Osborne dodges a bullet but debt continues to rise

Economic data is coming thick and fast. Sandwiched between last week’s poor unemployment data and Thursday’s forthcoming results for GDP in the first quarter of the year, public finance figures were published today. They show that George Osborne has dodged a bullet.

Economic data is coming thick and fast. Sandwiched between last week’s poor unemployment data and Thursday’s forthcoming results for GDP in the first quarter of the year, public finance figures were published today. They show that George Osborne has dodged a bullet.

Public Sector Net Borrowing fell slightly from £120.9 billion in 2011/12 to £120.6 billion in 2012/13. The margin is incredibly tight but the Chancellor can claim that, even excluding the Asset Purchase Facility from the Bank of England and the Royal Mail pension fund, borrowing is falling.

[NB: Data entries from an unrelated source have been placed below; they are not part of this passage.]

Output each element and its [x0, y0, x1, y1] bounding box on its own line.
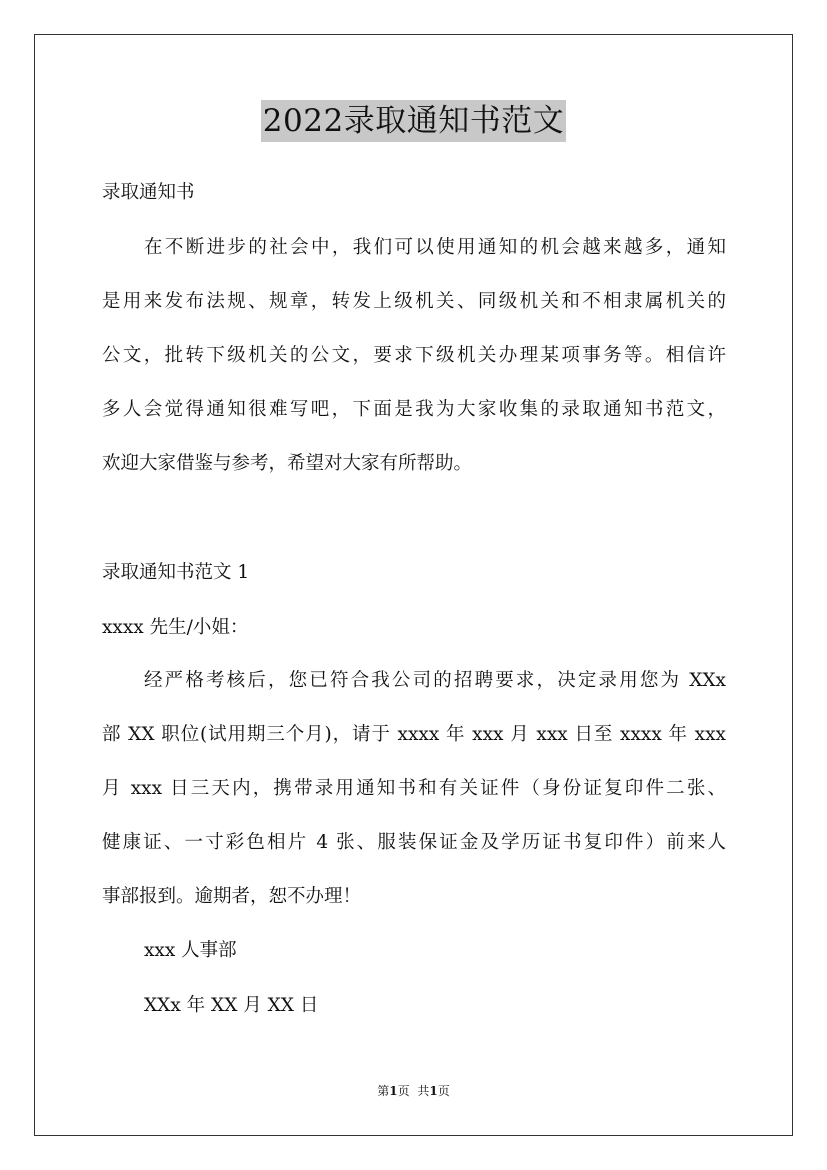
section-title: 录取通知书范文 1 [102, 562, 250, 583]
footer-total-suffix: 页 [437, 1084, 450, 1098]
body-line-5: 事部报到。逾期者，恕不办理！ [102, 886, 362, 907]
body-line-2: 部 XX 职位(试用期三个月)，请于 xxxx 年 xxx 月 xxx 日至 xxxx 年 xxx [102, 724, 726, 745]
footer-page-suffix: 页 [397, 1084, 410, 1098]
intro-line-4: 多人会觉得通知很难写吧，下面是我为大家收集的录取通知书范文， [102, 399, 726, 420]
body-line-3: 月 xxx 日三天内，携带录用通知书和有关证件（身份证复印件二张、 [102, 778, 726, 799]
signature-date: XXx 年 XX 月 XX 日 [144, 995, 319, 1016]
page-footer [0, 1083, 827, 1099]
footer-total-prefix: 共 [417, 1084, 430, 1098]
intro-line-2: 是用来发布法规、规章，转发上级机关、同级机关和不相隶属机关的 [102, 291, 726, 312]
heading-admission-notice: 录取通知书 [102, 182, 195, 203]
body-line-1: 经严格考核后，您已符合我公司的招聘要求，决定录用您为 XXx [144, 670, 726, 691]
intro-line-5: 欢迎大家借鉴与参考，希望对大家有所帮助。 [102, 453, 473, 474]
intro-line-1: 在不断进步的社会中，我们可以使用通知的机会越来越多，通知 [144, 237, 726, 258]
salutation: xxxx 先生/小姐： [102, 617, 249, 638]
document-title: 2022录取通知书范文 [261, 100, 566, 142]
signature-department: xxx 人事部 [144, 940, 237, 961]
footer-total-number: 1 [429, 1084, 438, 1098]
footer-page-number: 1 [389, 1084, 398, 1098]
intro-line-3: 公文，批转下级机关的公文，要求下级机关办理某项事务等。相信许 [102, 345, 726, 366]
footer-page-prefix: 第 [377, 1084, 390, 1098]
title-container [0, 100, 827, 142]
body-line-4: 健康证、一寸彩色相片 4 张、服装保证金及学历证书复印件）前来人 [102, 832, 726, 853]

But having claimed that the “bulk of the structural deficit” would be eliminated in the current Parliament, it is cold comfort. Borrowing is up a staggering £245 billion more than originally planned. Net debt is now 75.4 per cent of GDP, up from 57.1 per cent when George Osborne took office.

Public sector net debt as a percentage of GDP, 1975/76 to 2012/13 (ONS)

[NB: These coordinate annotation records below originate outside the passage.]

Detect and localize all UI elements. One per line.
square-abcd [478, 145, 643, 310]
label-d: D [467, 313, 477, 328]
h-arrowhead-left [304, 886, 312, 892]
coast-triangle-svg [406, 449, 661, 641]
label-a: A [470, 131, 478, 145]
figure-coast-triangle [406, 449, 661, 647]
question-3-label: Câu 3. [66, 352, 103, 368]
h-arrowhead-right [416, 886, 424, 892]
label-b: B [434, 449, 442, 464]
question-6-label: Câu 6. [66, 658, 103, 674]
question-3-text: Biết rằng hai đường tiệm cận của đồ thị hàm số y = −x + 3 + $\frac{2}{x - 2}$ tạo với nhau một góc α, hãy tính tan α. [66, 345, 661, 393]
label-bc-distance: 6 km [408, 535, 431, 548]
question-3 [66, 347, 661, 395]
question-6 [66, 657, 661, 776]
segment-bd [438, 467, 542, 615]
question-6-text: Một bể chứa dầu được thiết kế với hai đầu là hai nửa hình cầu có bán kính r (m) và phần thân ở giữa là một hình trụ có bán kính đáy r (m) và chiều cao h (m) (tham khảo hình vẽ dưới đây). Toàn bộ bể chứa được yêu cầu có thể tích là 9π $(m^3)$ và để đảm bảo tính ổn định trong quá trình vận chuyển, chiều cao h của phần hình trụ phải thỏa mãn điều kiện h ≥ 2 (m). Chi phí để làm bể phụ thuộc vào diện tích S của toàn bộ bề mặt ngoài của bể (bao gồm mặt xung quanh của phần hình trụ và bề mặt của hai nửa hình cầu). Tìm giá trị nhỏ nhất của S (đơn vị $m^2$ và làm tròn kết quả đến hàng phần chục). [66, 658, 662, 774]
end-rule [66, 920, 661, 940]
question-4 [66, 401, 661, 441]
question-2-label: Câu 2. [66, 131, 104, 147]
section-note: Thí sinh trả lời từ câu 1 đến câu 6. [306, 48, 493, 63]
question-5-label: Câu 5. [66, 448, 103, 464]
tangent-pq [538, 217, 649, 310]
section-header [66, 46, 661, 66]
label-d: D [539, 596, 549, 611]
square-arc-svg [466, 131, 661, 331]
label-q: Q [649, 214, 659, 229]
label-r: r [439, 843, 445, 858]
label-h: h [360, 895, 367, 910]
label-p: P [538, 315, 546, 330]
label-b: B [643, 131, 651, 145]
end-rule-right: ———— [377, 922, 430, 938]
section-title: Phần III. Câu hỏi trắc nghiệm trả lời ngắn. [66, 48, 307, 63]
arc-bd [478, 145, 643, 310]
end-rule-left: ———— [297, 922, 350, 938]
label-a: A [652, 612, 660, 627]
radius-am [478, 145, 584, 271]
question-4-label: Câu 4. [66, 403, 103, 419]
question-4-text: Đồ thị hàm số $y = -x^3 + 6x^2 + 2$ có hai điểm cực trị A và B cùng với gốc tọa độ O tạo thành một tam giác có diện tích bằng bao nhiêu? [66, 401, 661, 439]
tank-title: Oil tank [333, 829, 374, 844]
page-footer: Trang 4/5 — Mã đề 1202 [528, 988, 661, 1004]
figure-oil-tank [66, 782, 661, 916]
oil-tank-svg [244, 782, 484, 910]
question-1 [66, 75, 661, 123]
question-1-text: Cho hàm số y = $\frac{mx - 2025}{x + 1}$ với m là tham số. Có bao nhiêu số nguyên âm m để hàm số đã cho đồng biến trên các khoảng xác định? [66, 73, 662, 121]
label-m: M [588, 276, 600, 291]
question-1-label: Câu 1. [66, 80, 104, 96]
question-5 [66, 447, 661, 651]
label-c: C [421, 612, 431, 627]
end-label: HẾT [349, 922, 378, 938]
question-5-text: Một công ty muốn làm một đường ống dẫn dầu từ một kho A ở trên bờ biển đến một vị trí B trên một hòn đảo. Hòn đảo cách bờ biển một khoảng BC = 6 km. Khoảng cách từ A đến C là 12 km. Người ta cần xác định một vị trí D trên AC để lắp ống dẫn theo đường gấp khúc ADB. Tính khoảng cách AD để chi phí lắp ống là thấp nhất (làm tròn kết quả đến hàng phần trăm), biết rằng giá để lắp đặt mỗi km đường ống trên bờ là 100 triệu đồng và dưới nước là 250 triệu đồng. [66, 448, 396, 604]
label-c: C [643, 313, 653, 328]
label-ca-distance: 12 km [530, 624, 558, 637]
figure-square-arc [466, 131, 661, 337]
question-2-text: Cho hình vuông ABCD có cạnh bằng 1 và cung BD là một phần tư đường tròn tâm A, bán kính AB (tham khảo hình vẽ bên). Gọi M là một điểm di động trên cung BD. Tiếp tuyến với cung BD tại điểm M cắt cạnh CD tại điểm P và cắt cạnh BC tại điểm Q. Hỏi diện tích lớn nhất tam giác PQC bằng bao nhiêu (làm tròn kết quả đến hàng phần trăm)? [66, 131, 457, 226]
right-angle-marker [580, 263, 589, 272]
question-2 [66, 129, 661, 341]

The small print, as ever, provides some interest. Those like John Redwood and Fraser Nelson, who claim that public spending is actually rising, will be disappointed.

The pain of austerity is plain for all to see. From March 2012 to March 2013, current expenditure fell by 4.7 per cent. When increases in interest of a staggering 51.2 per cent and in net social benefits of 5.6 per cent – the costs of economic failure – are taken into consideration, “other spending” fell by 11.1 per cent.

Some of this will be the underspend that George Osborne announced in last month’s Budget but most is due to cuts to departmental spending on police, further education, flood defences, and local services.

After last week’s credit rating downgrade, the IMF calling for an easing of austerity and unemployment rising again, George Osborne will welcome this glimmer of good news. But the underlying truth is that his strategy is failing to do what it said on the tin.